This Is What "ALWAYS" Happens Before a Currency Reset (Act Now)
Nick Bencino Markets
Nick's Historical Signs of a US Dollar Reserve Currency Reset
The video, presented by professional investor and trader Nick, contends that the US dollar is beginning to lose its status as global reserve currency, mirroring patterns from prior monetary resets over the past 300 years. Nick cites four recurring signs that prelude the demise of reserve currencies, drawing parallels from the Dutch Guilder's collapse in the 1700s, the British pound's fall post-World Wars, and current US conditions.
Nick explains that global reserve currencies enable their holders to print money while others must earn it, a privilege known as 'exorbitant privilege'. However, previous currencies holding this status—Dutch Guilder, pound sterling, and others—ultimately lost it following four critical developments:
- Unpayable Debt: Wars or excessive borrowing led to insurmountable debt. Today's US debt stands at $39.7 trillion, with annual interest above $1 trillion, surpassing military spending and outpacing GDP.
- Words vs. Actions: Governments historically reassured their citizens while secretly undermining confidence. Nick notes US officials' repeated claims for a "strong dollar" and promises that "inflation is going back to 2%", despite official inflation figures at 4.2% or higher.
- Trapping Holders: Previous empires restricted currency holders' ability to exit—a practice now echoed in the US through the Genius Act (July last year), which mandates regulated stablecoins to be backed by US government debt, effectively forcing digital dollar issuers to buy treasuries and banning interest for stablecoin holders.

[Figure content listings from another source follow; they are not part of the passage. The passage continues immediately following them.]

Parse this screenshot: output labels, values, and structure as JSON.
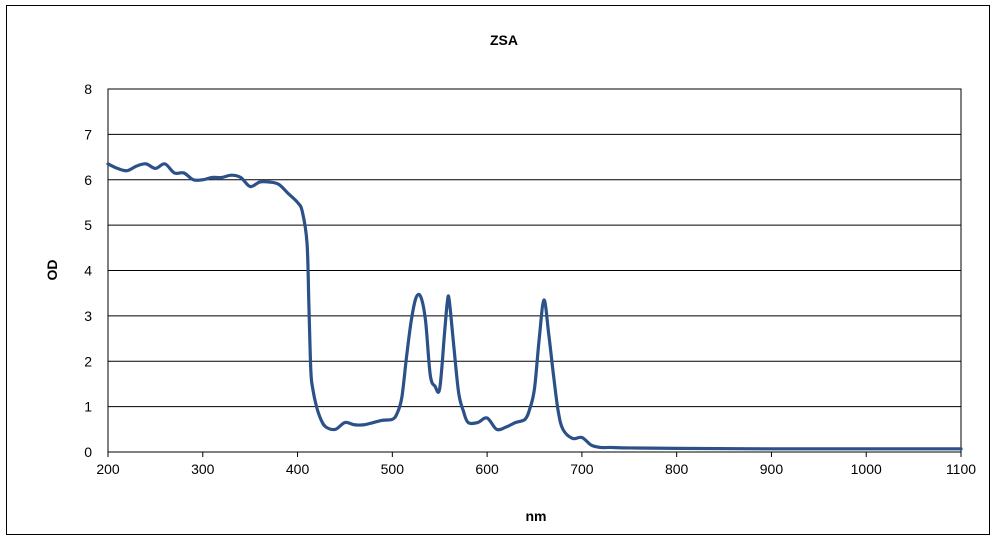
{
  "chart_data": {
    "type": "line",
    "title": "ZSA",
    "xlabel": "nm",
    "ylabel": "OD",
    "xlim": [
      200,
      1100
    ],
    "ylim": [
      0,
      8
    ],
    "xticks": [
      200,
      300,
      400,
      500,
      600,
      700,
      800,
      900,
      1000,
      1100
    ],
    "yticks": [
      0,
      1,
      2,
      3,
      4,
      5,
      6,
      7,
      8
    ],
    "grid": "horizontal",
    "colors": {
      "line": "#2b5188",
      "grid": "#000000"
    },
    "series": [
      {
        "x": [
          200,
          210,
          220,
          230,
          240,
          250,
          260,
          270,
          280,
          290,
          300,
          310,
          320,
          330,
          340,
          350,
          360,
          370,
          380,
          390,
          400,
          405,
          410,
          412,
          414,
          416,
          420,
          425,
          430,
          440,
          450,
          460,
          470,
          480,
          490,
          500,
          505,
          510,
          515,
          520,
          525,
          530,
          535,
          540,
          545,
          550,
          555,
          558,
          560,
          565,
          570,
          575,
          580,
          590,
          600,
          610,
          620,
          630,
          640,
          645,
          650,
          655,
          660,
          665,
          670,
          675,
          680,
          690,
          700,
          710,
          720,
          730,
          750,
          800,
          900,
          1000,
          1100
        ],
        "y": [
          6.35,
          6.25,
          6.2,
          6.3,
          6.35,
          6.25,
          6.35,
          6.15,
          6.15,
          6.0,
          6.0,
          6.05,
          6.05,
          6.1,
          6.05,
          5.85,
          5.95,
          5.95,
          5.9,
          5.7,
          5.5,
          5.3,
          4.6,
          3.2,
          1.8,
          1.4,
          1.0,
          0.7,
          0.55,
          0.5,
          0.65,
          0.6,
          0.6,
          0.65,
          0.7,
          0.72,
          0.85,
          1.2,
          2.1,
          2.9,
          3.4,
          3.42,
          2.9,
          1.7,
          1.45,
          1.4,
          2.6,
          3.3,
          3.35,
          2.3,
          1.3,
          0.9,
          0.65,
          0.65,
          0.75,
          0.5,
          0.55,
          0.65,
          0.72,
          0.95,
          1.4,
          2.5,
          3.35,
          2.6,
          1.7,
          0.9,
          0.5,
          0.3,
          0.32,
          0.15,
          0.1,
          0.1,
          0.09,
          0.08,
          0.07,
          0.07,
          0.07
        ]
      }
    ]
  }
}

- Quiet Moves by Foreign Holders: Reserve flips are not announced; global central banks quietly reduce their exposure, buy gold, or switch to local arrangements. The dollar share of global reserves fell from 72% (2001) to around 56-57%. Foreign central banks now hold more gold than US Treasuries, and China, Saudi Arabia, and India are diversifying away from USD.

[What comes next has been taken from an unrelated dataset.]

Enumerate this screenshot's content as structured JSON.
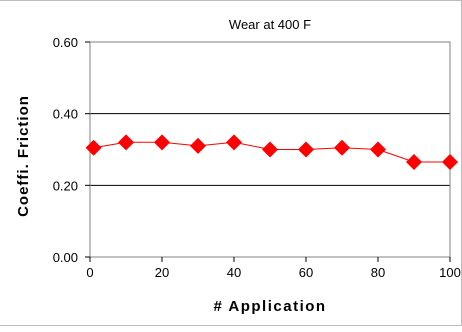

Nick argues that, unlike prior shifts, there is no ready successor (yuan, euro, pound) for the dollar, leading countries to diversify into "local trade deals, neutral reserves, and real assets like gold and silver." These transitions may take decades, as with the pound's 40-50 year decline, yet the trend is clear.
For personal positioning, Nick has reduced US stock exposure, selling SPX in favor of global indexes like WIG and World X US, and increased holdings in metals (gold, silver). He notes that billionaires are also increasing global exposure. Nick emphasizes that such portfolio moves align with the gradual rebalancing of global wealth amid dollar decline.